Si de nombreux enfants arrivent le ventre vide à l’école, c’est parce que leurs parents sont pauvres. Il est sûr que, les fins de mois venus, de nombreux jeunes, et leurs parents aussi, ont faim ailleurs qu’à l’école. Plutôt de donner aux parents les moyens de se loger et de nourrir convenablement leurs enfants, de leur assurer une vie culturelle et des loisirs épanouissants, le gouvernement les marginalise davantage en nourrissant lui-même les enfants pauvres via l’école et en créant des logements à prix modiques.
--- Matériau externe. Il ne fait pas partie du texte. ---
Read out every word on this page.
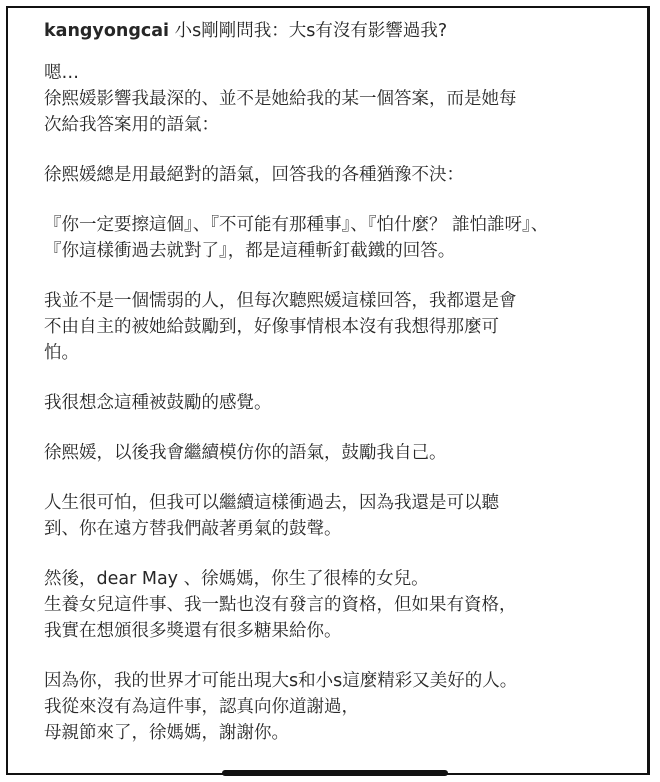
kangyongcai 小s剛剛問我：大s有沒有影響過我?
嗯…
徐熙媛影響我最深的、並不是她給我的某一個答案，而是她每
次給我答案用的語氣：
徐熙媛總是用最絕對的語氣，回答我的各種猶豫不決：
『你一定要擦這個』、『不可能有那種事』、『怕什麼？ 誰怕誰呀』、
『你這樣衝過去就對了』，都是這種斬釘截鐵的回答。
我並不是一個懦弱的人，但每次聽熙媛這樣回答，我都還是會
不由自主的被她給鼓勵到，好像事情根本沒有我想得那麼可
怕。
我很想念這種被鼓勵的感覺。
徐熙媛，以後我會繼續模仿你的語氣，鼓勵我自己。
人生很可怕，但我可以繼續這樣衝過去，因為我還是可以聽
到、你在遠方替我們敲著勇氣的鼓聲。
然後，dear May 、徐媽媽，你生了很棒的女兒。
生養女兒這件事、我一點也沒有發言的資格，但如果有資格，
我實在想頒很多獎還有很多糖果給你。
因為你，我的世界才可能出現大s和小s這麼精彩又美好的人。
我從來沒有為這件事，認真向你道謝過，
母親節來了，徐媽媽，謝謝你。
Un gouvernement tuteur des enfants et des pauvres. Comme s’il ne croyait pas ces gens capables de dépenser judicieusement leur revenu, advenant qu’ils en aient un revenu.

Deux ans plus tard

Deux ans plus tard, nous sommes à peu près au même point : toujours pas de plan contre la pauvreté de la part d’un premier ministre qui se prétendait obsédé par le problème. Mais les préoccupations électoralistes sont toujours présentes. Voilà que les sondages promettent une dégringolade spectaculaire au Parti québécois, advenant une élection prochaine. Le gouvernement péquiste improvise un semblant de virage et parle d’une sorte de revenu minimum dont il pourrait présenter les grandes lignes au printemps prochain, quelques mois avant des élections... C’est reconnaître explicitement que l’obsession de lutte contre la pauvreté n’a pas jusqu’ici été bien forte.

Eh bien, je n’y crois pas davantage pour le printemps. Le Parti québécois essaie de se refaire une image positive auprès des groupes sociaux qu’il a lâchement abandonnés, depuis l’administration Bouchard, pour satisfaire les milieux financiers et les gens d’affaires. Il ne mettra pas en place ce qu’il promet. Pas plus au printemps prochain qu’il y a six ou deux ans.